Kerry mengungkapkan Alpha yang dibanderol antara USD 1,5 – 2 juta menghadirkan pilihan menarik bagi calon konsumen.

Dibandingkan helikopter ringan di kelas yang sama, Alpha menghadirkan biaya operasional yang lebih rendah, memberikan solusi yang efisien dan hemat biaya.

"Vela menawarkan fasilitas pembiayaan kepada calon pelanggan, menjadikan proses akuisisi lebih mudah diakses dan nyaman," tukas Kerry.

Konfigurasi desain lift-and-cruise Vela adalah desain sederhana, aman, dan terbukti yang menawarkan alternatif lebih baik dibandingkan desain tilt-rotor, yang memiliki kompleksitas dan risiko keselamatan lebih tinggi.

Dengan desain Vela, pelanggan dapat menikmati perjalanan yang mulus dan nyaman, bebas dari risiko atau komplikasi yang tidak perlu.

"Vela berupaya membedakan dirinya dari pesaing dengan menawarkan teknologi tercanggih dan fitur unik yang memenuhi kebutuhan spesifik pasar Asia Pasifik," ucap Kerry.

Dengan fokus memberikan kualitas dan layanan yang unggul, Vela bertujuan untuk menjadikan dirinya sebagai pemimpin dalam industri AAM.

Berbagai kualitas ini, Vela berada di garis depan model bisnis besar yang mengubah masa depan sistem transportasi udara.

"Dengan Vela, pelanggan dapat merasakan kemudahan, kenyamanan, dan keamanan baru dengan harga yang kompetitif," sebut Kerry.

Visi Vela adalah mengembangkan layanan penumpang udara yang menghubungkan individu di seluruh dunia sambil melestarikan lingkungan.
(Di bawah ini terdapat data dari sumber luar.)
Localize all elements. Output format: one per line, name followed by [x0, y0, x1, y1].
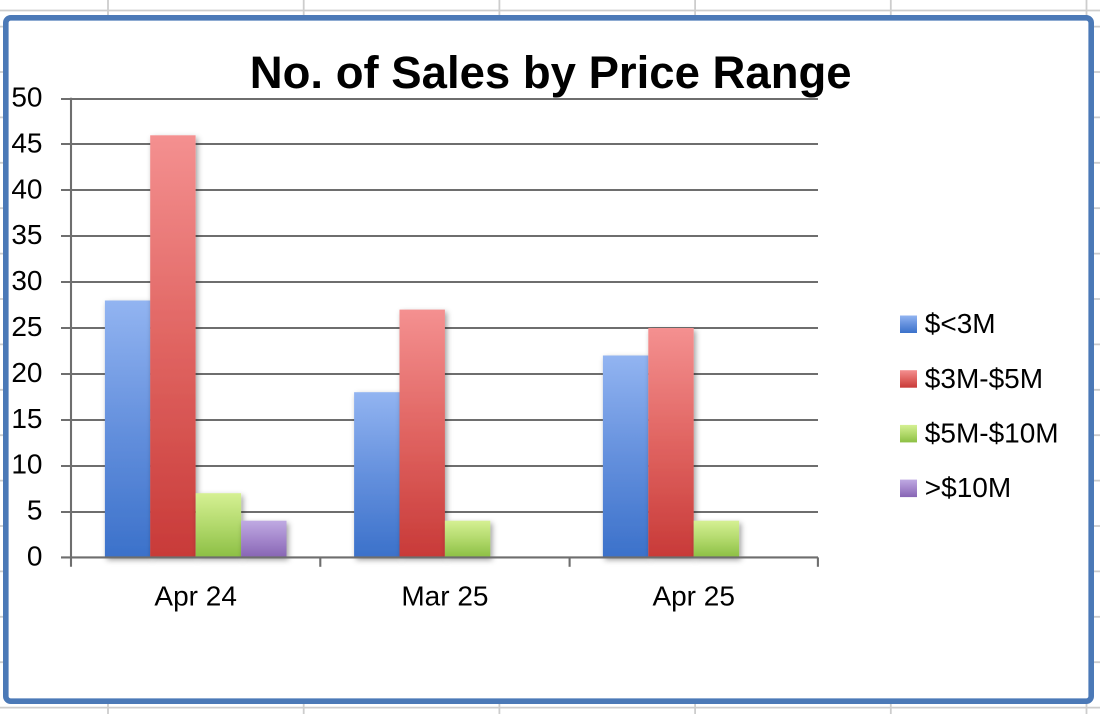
svg-text:No. of Sales by Price Range: No. of Sales by Price Range — [250, 47, 852, 98]
svg-text:$5M-$10M: $5M-$10M — [925, 418, 1059, 449]
svg-text:25: 25 — [11, 311, 42, 342]
svg-text:$3M-$5M: $3M-$5M — [925, 363, 1043, 394]
svg-text:$<3M: $<3M — [925, 308, 996, 339]
svg-text:Mar 25: Mar 25 — [401, 581, 488, 612]
svg-text:50: 50 — [11, 82, 42, 113]
svg-text:5: 5 — [27, 495, 43, 526]
svg-text:Apr 24: Apr 24 — [154, 581, 237, 612]
svg-text:45: 45 — [11, 128, 42, 159]
svg-text:35: 35 — [11, 219, 42, 250]
svg-text:0: 0 — [27, 540, 43, 571]
svg-text:>$10M: >$10M — [925, 472, 1011, 503]
svg-text:Apr 25: Apr 25 — [652, 581, 735, 612]
svg-text:20: 20 — [11, 357, 42, 388]
svg-text:15: 15 — [11, 403, 42, 434]
svg-text:10: 10 — [11, 449, 42, 480]
svg-text:40: 40 — [11, 173, 42, 204]
svg-text:30: 30 — [11, 265, 42, 296]
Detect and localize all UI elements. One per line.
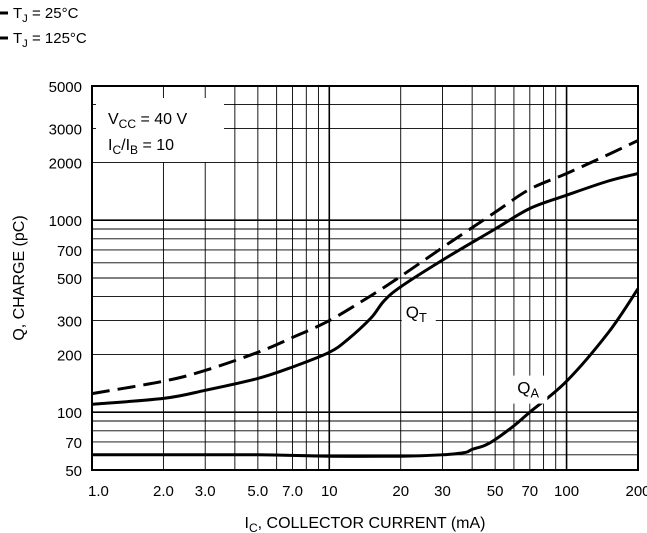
x-tick-label: 1.0 (88, 483, 109, 500)
y-tick-label: 500 (57, 271, 82, 288)
y-tick-label: 300 (57, 314, 82, 331)
x-tick-label: 10 (321, 483, 338, 500)
series-label-0: QT (406, 303, 427, 325)
y-tick-label: 2000 (49, 155, 82, 172)
x-tick-label: 3.0 (195, 483, 216, 500)
condition-ic-ib: IC/IB = 10 (108, 137, 174, 157)
series-label-2: QA (517, 379, 539, 401)
x-tick-label: 100 (554, 483, 579, 500)
series-line-1 (91, 139, 639, 396)
y-tick-label: 100 (57, 405, 82, 422)
series-labels: QT QA (401, 299, 548, 404)
x-axis-label: IC, COLLECTOR CURRENT (mA) (245, 515, 486, 533)
conditions-box-bg (96, 98, 224, 162)
legend-label-1: TJ = 125°C (13, 30, 87, 50)
series-line-0 (91, 172, 639, 406)
y-tick-label: 5000 (49, 79, 82, 96)
y-tick-label: 200 (57, 347, 82, 364)
y-axis-label: Q, CHARGE (pC) (11, 215, 28, 340)
legend-label-0: TJ = 25°C (13, 5, 79, 25)
y-tick-labels: 50 70 100 200 300 500 700 1000 2000 3000 5000 (49, 79, 82, 480)
y-tick-label: 70 (65, 435, 82, 452)
x-tick-label: 50 (487, 483, 504, 500)
x-tick-label: 5.0 (247, 483, 268, 500)
x-tick-label: 2.0 (153, 483, 174, 500)
x-tick-label: 20 (392, 483, 409, 500)
condition-vcc: VCC = 40 V (108, 111, 187, 131)
x-tick-labels: 1.0 2.0 3.0 5.0 7.0 10 20 30 50 70 100 200 (88, 483, 647, 500)
series-label-bg (401, 299, 436, 328)
x-tick-label: 70 (521, 483, 538, 500)
conditions-box: VCC = 40 V IC/IB = 10 (96, 98, 224, 162)
y-tick-label: 1000 (49, 213, 82, 230)
x-tick-label: 7.0 (282, 483, 303, 500)
grid (92, 86, 638, 470)
y-tick-label: 700 (57, 243, 82, 260)
legend: TJ = 25°C TJ = 125°C (0, 5, 87, 50)
x-tick-label: 30 (434, 483, 451, 500)
y-tick-label: 50 (65, 463, 82, 480)
series-label-bg (513, 375, 548, 404)
x-tick-label: 200 (625, 483, 647, 500)
plot-frame (91, 85, 639, 471)
y-tick-label: 3000 (49, 122, 82, 139)
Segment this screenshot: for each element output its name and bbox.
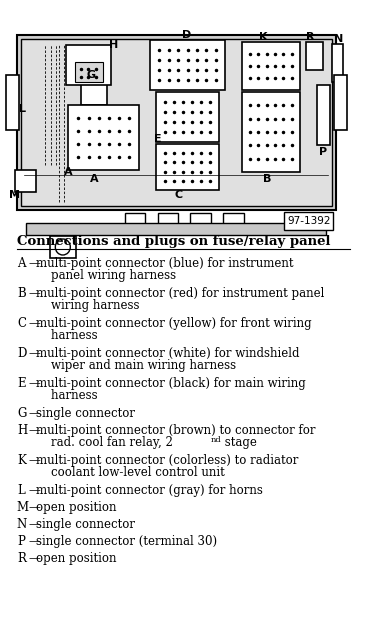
Text: —: — — [28, 535, 40, 548]
Bar — [21, 39, 332, 206]
Bar — [5, 75, 19, 130]
Text: H: H — [109, 40, 118, 50]
Text: —: — — [28, 317, 40, 330]
Text: open position: open position — [36, 501, 116, 514]
Text: open position: open position — [36, 552, 116, 565]
Text: N: N — [17, 518, 27, 531]
Text: R: R — [306, 32, 314, 42]
Text: R: R — [17, 552, 26, 565]
Bar — [17, 35, 335, 210]
Text: multi-point connector (colorless) to radiator: multi-point connector (colorless) to rad… — [36, 454, 298, 467]
Text: —: — — [28, 501, 40, 514]
Text: L: L — [19, 104, 26, 114]
Text: P: P — [319, 147, 327, 157]
Text: K: K — [17, 454, 26, 467]
Text: wiper and main wiring harness: wiper and main wiring harness — [36, 359, 236, 372]
Text: E: E — [17, 377, 25, 390]
Text: Connections and plugs on fuse/relay panel: Connections and plugs on fuse/relay pane… — [17, 235, 330, 248]
Text: multi-point connector (black) for main wiring: multi-point connector (black) for main w… — [36, 377, 305, 390]
Bar — [81, 79, 107, 105]
Text: —: — — [28, 518, 40, 531]
Bar — [190, 213, 211, 225]
Text: —: — — [28, 287, 40, 300]
Text: C: C — [17, 317, 26, 330]
Text: —: — — [28, 454, 40, 467]
Text: multi-point connector (yellow) for front wiring: multi-point connector (yellow) for front… — [36, 317, 311, 330]
Text: B: B — [262, 174, 271, 184]
Text: H: H — [17, 424, 27, 437]
Text: M: M — [17, 501, 29, 514]
Bar — [26, 223, 326, 235]
Text: —: — — [28, 407, 40, 420]
Text: stage: stage — [221, 436, 256, 449]
Bar — [317, 85, 330, 145]
Bar — [223, 213, 244, 225]
Text: wiring harness: wiring harness — [36, 299, 139, 312]
Bar — [242, 42, 300, 90]
Text: D: D — [17, 347, 26, 360]
Text: multi-point connector (gray) for horns: multi-point connector (gray) for horns — [36, 484, 262, 497]
Bar — [66, 45, 111, 85]
Text: N: N — [334, 34, 343, 44]
Text: panel wiring harness: panel wiring harness — [36, 269, 176, 282]
Text: —: — — [28, 484, 40, 497]
Text: G: G — [17, 407, 26, 420]
Text: D: D — [182, 30, 191, 40]
Text: single connector: single connector — [36, 407, 135, 420]
Text: nd: nd — [211, 436, 222, 444]
Text: A: A — [17, 257, 25, 270]
Text: coolant low-level control unit: coolant low-level control unit — [36, 466, 224, 479]
Bar — [332, 44, 343, 82]
Text: multi-point connector (blue) for instrument: multi-point connector (blue) for instrum… — [36, 257, 293, 270]
Text: M: M — [9, 190, 20, 200]
Text: P: P — [17, 535, 25, 548]
Text: G: G — [86, 70, 95, 80]
Bar — [334, 75, 347, 130]
Text: 97-1392: 97-1392 — [287, 216, 330, 226]
Text: E: E — [154, 134, 161, 144]
Text: harness: harness — [36, 389, 97, 402]
Bar — [158, 213, 178, 225]
Text: —: — — [28, 424, 40, 437]
Bar — [242, 92, 300, 172]
Bar — [75, 62, 103, 82]
Text: B: B — [17, 287, 26, 300]
Bar — [15, 170, 36, 192]
Text: harness: harness — [36, 329, 97, 342]
Text: L: L — [17, 484, 25, 497]
Text: —: — — [28, 552, 40, 565]
Text: A: A — [90, 174, 99, 184]
Bar — [50, 236, 76, 258]
Text: A: A — [64, 167, 72, 177]
Text: multi-point connector (red) for instrument panel: multi-point connector (red) for instrume… — [36, 287, 324, 300]
Bar — [125, 213, 145, 225]
Text: —: — — [28, 377, 40, 390]
Text: multi-point connector (white) for windshield: multi-point connector (white) for windsh… — [36, 347, 299, 360]
Text: C: C — [174, 190, 183, 200]
Text: single connector (terminal 30): single connector (terminal 30) — [36, 535, 217, 548]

Misi perusahaannya adalah menjadi penyedia AAM terkemuka di kawasan Asia Pasifik, hal ini sejalan dengan meningkatnya permintaan terhadap pesawat AAM seperti pesawat terbang electric Vertical Take-Off and Landing (eVTOL) dan hybrid Vertical Take-Off and Landing (hVTOL).

"Pesawat-pesawat ini membantu mengatasi masalah kemacetan lalu lintas di wilayah metropolitan, sehingga mengurangi waktu transit dan meningkatkan efisiensi ekonomi," tutur Kerry.

Selain itu, pengembangan sistem transportasi yang lebih ramah lingkungan telah menjadi faktor pendorong penting bagi pengembangan pesawat AAM secara global.